Upon his re-election in 2023 for the 10th senate, he was appointed Chairman of the Senate Committee on Tourism and Entertainment Economy. His additional committee memberships in the 10th Senate include Works, Gas, Solid Minerals, Finance, Army, Air Force, Defence, Police, Appropriation, Agriculture & Rural Development, Tertiary Institutions & TETFUND, Water Resources, Banking, Communications, Special Duties, and Environment.

During his tenure, Abbo sponsored and co-sponsored a number of bills and motions. His legislative proposals included the Creative Economy Commission Bill of 2023, which sought to establish a commission to promote the country's creative industries. In 2022, he sponsored the Police Pension Board Bill, aimed at creating a separate pension board for police officers, and the National Geriatric & Family Hospital, Mubi Bill, for a federal hospital specializing in elder care. Earlier, in 2020, he sponsored the Federal College of Nursing and Midwifery, Muchalla, Mubi Bill to establish a federal health training institution.

== Controversy and allegations ==

===Adult Toy Shop Assault case===
In July 2019, a widely circulated CCTV video showed Abbo assaulting a woman at an adult toy shop in Abuja.
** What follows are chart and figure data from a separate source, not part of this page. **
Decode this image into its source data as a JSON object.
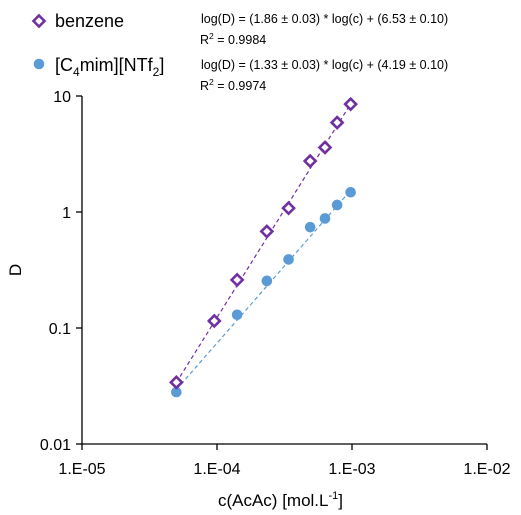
{
  "chart_data": {
    "type": "scatter",
    "x_scale": "log",
    "y_scale": "log",
    "xlim": [
      1e-05,
      0.01
    ],
    "ylim": [
      0.01,
      10
    ],
    "x_ticks": [
      1e-05,
      0.0001,
      0.001,
      0.01
    ],
    "x_tick_labels": [
      "1.E-05",
      "1.E-04",
      "1.E-03",
      "1.E-02"
    ],
    "y_ticks": [
      0.01,
      0.1,
      1,
      10
    ],
    "y_tick_labels": [
      "0.01",
      "0.1",
      "1",
      "10"
    ],
    "xlabel_main": "c(AcAc) [mol.L",
    "xlabel_sup": "-1",
    "xlabel_end": "]",
    "ylabel": "D",
    "grid": false,
    "legend_position": "top-left",
    "series": [
      {
        "name": "benzene",
        "label_parts": [
          {
            "t": "benzene",
            "s": "n"
          }
        ],
        "marker": "diamond-open",
        "color": "#7030a0",
        "x": [
          5e-05,
          9.55e-05,
          0.000141,
          0.000234,
          0.000339,
          0.00049,
          0.000631,
          0.000776,
          0.000977
        ],
        "y": [
          0.034,
          0.115,
          0.26,
          0.68,
          1.08,
          2.75,
          3.6,
          5.9,
          8.5
        ],
        "fit": {
          "slope": 1.86,
          "intercept": 6.53,
          "equation": "log(D) = (1.86 ± 0.03) * log(c) + (6.53 ± 0.10)",
          "r2_label": "R",
          "r2_sup": "2",
          "r2_value": " = 0.9984"
        }
      },
      {
        "name": "[C4mim][NTf2]",
        "label_parts": [
          {
            "t": "[C",
            "s": "n"
          },
          {
            "t": "4",
            "s": "sub"
          },
          {
            "t": "mim][NTf",
            "s": "n"
          },
          {
            "t": "2",
            "s": "sub"
          },
          {
            "t": "]",
            "s": "n"
          }
        ],
        "marker": "circle",
        "color": "#5b9bd5",
        "x": [
          5e-05,
          0.000141,
          0.000234,
          0.000339,
          0.00049,
          0.000631,
          0.000776,
          0.000977
        ],
        "y": [
          0.028,
          0.13,
          0.255,
          0.39,
          0.74,
          0.88,
          1.15,
          1.48
        ],
        "fit": {
          "slope": 1.33,
          "intercept": 4.19,
          "equation": "log(D) = (1.33 ± 0.03) * log(c) + (4.19 ± 0.10)",
          "r2_label": "R",
          "r2_sup": "2",
          "r2_value": " = 0.9974"
        }
      }
    ]
  }
}
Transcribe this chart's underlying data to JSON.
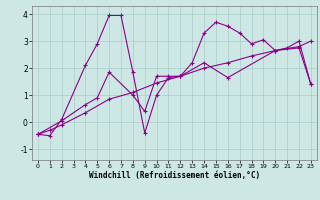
{
  "xlabel": "Windchill (Refroidissement éolien,°C)",
  "xlim": [
    -0.5,
    23.5
  ],
  "ylim": [
    -1.4,
    4.3
  ],
  "yticks": [
    -1,
    0,
    1,
    2,
    3,
    4
  ],
  "xticks": [
    0,
    1,
    2,
    3,
    4,
    5,
    6,
    7,
    8,
    9,
    10,
    11,
    12,
    13,
    14,
    15,
    16,
    17,
    18,
    19,
    20,
    21,
    22,
    23
  ],
  "bg_color": "#cde8e4",
  "line_color": "#8b008b",
  "grid_color": "#a8ccc8",
  "line1_x": [
    0,
    1,
    2,
    4,
    5,
    6,
    7,
    8,
    9,
    10,
    11,
    12,
    13,
    14,
    15,
    16,
    17,
    18,
    19,
    20,
    21,
    22,
    23
  ],
  "line1_y": [
    -0.45,
    -0.5,
    0.1,
    2.1,
    2.9,
    3.95,
    3.95,
    1.85,
    -0.4,
    1.0,
    1.65,
    1.7,
    2.2,
    3.3,
    3.7,
    3.55,
    3.3,
    2.9,
    3.05,
    2.65,
    2.75,
    3.0,
    1.4
  ],
  "line2_x": [
    0,
    2,
    4,
    5,
    6,
    8,
    9,
    10,
    11,
    12,
    14,
    16,
    20,
    22,
    23
  ],
  "line2_y": [
    -0.45,
    0.05,
    0.65,
    0.9,
    1.85,
    1.0,
    0.4,
    1.7,
    1.7,
    1.7,
    2.2,
    1.65,
    2.65,
    2.75,
    1.4
  ],
  "line3_x": [
    0,
    1,
    2,
    4,
    6,
    8,
    10,
    12,
    14,
    16,
    18,
    20,
    22,
    23
  ],
  "line3_y": [
    -0.45,
    -0.3,
    -0.1,
    0.35,
    0.85,
    1.1,
    1.45,
    1.7,
    2.0,
    2.2,
    2.45,
    2.65,
    2.8,
    3.0
  ]
}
He was subsequently charged with criminal assault. In September 2020, a High Court in Abuja found him guilty and ordered him to pay ₦50 million in compensation to the victim, but did not impose a custodial sentence.

===Arrest by Anti-Corruption Agencies===
In October 2023, the Independent Corrupt Practices and Other Related Offences Commission (ICPC) arrested and detained him. The ICPC alleged he had misused his office by petitioning the commission to investigate a political rival, former Adamawa State Governor Murtala Nyako, for matters unrelated to his senatorial duties. The agency stated this constituted a "gross violation" of the Corrupt Practices Act and accused him of attempting to use the ICPC for political vendettas. He was later granted administrative bail.

===Rape Allegation===
In September 2025, the Nigeria Police Force began investigating Senator Ishaku Abbo following an allegation of rape and sexual assault made by a minor of 13 years old. The complaint, filed with the office of the Inspector General of Police, stated the incident occurred at the senator's residence in Abuja on June 29, 2025. The police investigation was conducted by the Force Criminal Investigation Department (FCID). On October 23, 2025, the police concluded their investigation. The official report stated that investigators could not establish the essential elements of the alleged offenses including rape, defilement, and conspiracy citing a lack of credible evidence. The police report noted that the nearly three-month gap between the alleged incident and the formal report hindered the investigation. Despite clearing Abbo, the report recommended the case file be forwarded to the Legal and Prosecution Department for review and potential court action to address public interest.

==Awards and recognition==
Abbo has received several humanitarian and religious awards, including dual honours from the Non-Denominational Christian Choir Association of Nigeria (Adamawa State, 2024) and recognition from the Baptist College of Theology, Jos. He was also named a patron of the North East Christian Gospel Singers for his contributions to community service and youth engagement.

==Personal life==
Abbo is a devout Christian and is actively involved in gospel and church activities. In June 2024, he was conferred the title Patron of the North East Christian Gospel Singers (“New Life for All Gospel Singers”) during their yearly singing event at Deeper Life Campground, Yola, attended by Christian youths from the six north-eastern states. He delivered a sermon on the theme “Why the righteous must participate in politics.”

He has also been honoured for humanitarian service and evangelism by Christian bodies such as the Non-Denominational Christian Choir Association of Nigeria and the Baptist College of Theology, Jos.

In December 2024, Abbo was invited as a guest to the Annual Harvest & Thanksgiving Service of Emmanuel Lutheran Church, Yola, themed “Harvest of Favour.”